Its function lies not in helping us to imagine a better future bur rather in demonstrating our utter incapacity to imagine such a future -- our imprisonment in a non-utopian present without historicity or futurity -- so as to reveal the ideological closure of the system in which we are somehow trapped and confined.

If we participated in a bonafide, "new" economy, would corporate profits still increase while wages stagnate? Would governments suspend human rights in order to woo corporate investment? Would skin color and national origin still be the best predictors of quality of life?

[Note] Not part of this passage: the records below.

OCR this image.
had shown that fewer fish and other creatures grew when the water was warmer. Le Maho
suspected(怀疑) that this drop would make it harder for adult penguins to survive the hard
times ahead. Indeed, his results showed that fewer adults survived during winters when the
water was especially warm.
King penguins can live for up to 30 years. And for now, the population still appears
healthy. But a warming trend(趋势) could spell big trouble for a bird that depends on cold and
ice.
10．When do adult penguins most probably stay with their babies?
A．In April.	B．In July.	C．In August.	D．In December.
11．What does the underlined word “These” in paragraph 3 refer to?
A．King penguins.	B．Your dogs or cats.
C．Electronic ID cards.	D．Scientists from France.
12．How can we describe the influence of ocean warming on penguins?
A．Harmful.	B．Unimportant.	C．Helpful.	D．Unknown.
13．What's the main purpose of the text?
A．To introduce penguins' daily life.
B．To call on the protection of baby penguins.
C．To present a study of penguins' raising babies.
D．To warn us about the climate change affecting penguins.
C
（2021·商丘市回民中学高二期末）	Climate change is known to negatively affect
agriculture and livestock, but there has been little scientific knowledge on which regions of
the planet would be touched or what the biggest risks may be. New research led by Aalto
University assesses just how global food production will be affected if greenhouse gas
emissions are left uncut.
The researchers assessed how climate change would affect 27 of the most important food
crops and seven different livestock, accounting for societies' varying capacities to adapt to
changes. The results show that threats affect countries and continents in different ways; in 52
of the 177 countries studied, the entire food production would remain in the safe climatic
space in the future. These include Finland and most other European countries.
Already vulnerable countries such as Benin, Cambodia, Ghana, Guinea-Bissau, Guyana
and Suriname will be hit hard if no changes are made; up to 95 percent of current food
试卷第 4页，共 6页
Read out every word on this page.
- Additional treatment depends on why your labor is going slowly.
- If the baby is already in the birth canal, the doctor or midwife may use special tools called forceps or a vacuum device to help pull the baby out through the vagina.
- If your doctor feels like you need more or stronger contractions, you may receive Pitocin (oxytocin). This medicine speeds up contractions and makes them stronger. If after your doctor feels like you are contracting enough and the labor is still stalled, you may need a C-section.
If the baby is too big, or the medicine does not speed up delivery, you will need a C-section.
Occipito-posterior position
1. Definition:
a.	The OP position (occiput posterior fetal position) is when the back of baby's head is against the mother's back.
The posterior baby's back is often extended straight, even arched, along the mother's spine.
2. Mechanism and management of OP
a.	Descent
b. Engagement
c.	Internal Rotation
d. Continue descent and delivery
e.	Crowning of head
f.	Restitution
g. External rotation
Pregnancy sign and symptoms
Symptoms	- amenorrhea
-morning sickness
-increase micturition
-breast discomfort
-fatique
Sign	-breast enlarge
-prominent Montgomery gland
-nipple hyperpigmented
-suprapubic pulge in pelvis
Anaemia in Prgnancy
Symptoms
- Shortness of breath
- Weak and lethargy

<19> Indeed, only an unpredictable future is anodyne to DeLillo's dreary morality tale. Out of the flat characters, stultifying inertia and utterly predictable ending, we may be able to rescue the idea of novel, alternative futures. If we follow Walter Benjamin's project and look at Eric's failure to embody the "new" (and the failure of the novel to capture the new) as dot-com ruins to be excavated and dialectically redeemed, we can gesture towards the utopian: there is something potentially exhilarating in the possibility of new ways of being and new ways of communicating. And if these are truly new, then they are inimical to the quotidian exploitation of Fordist/post-Fordist present. Out of the ruins of that 1990s archetype -- the dot-com entrepreneur -- can we build something revolutionary?


Works Cited

Adams, Scott. "Dilbert." Baltimore Sun 1/23/05 (comics section). Augé, Marc. Non-places. New York: Verso, 1995.

Ansell-Pearson, Keith.  Philosophy and the Adventure of the Virtual.  NY: Routledge, 2002.

Bergson, Henri.  Creative Evolution.  Mineola, NY: Dover, 1998 [1911]. 

Buck-Morss, Susan. The Dialectics of Seeing. Cambridge: MIT Press, 1989.

DeLillo, Don. Cosmopolis. New York: Scribner, 2003.

Harvey, David. The Condition of Postmodernity. Cambridge: Basil Blackwell, 1989.

Jameson, Fredric. Postmodernism, or, the Logic of Late Capitalism. Durham: Duke University Press, 1991.

--. "The Politics of Utopia." New Left Review 25 (2004): 35-54.

Kirn, Walter. "Long Day's Journey Into Haircut." New York Times Book Review 4/13/03, p. 8.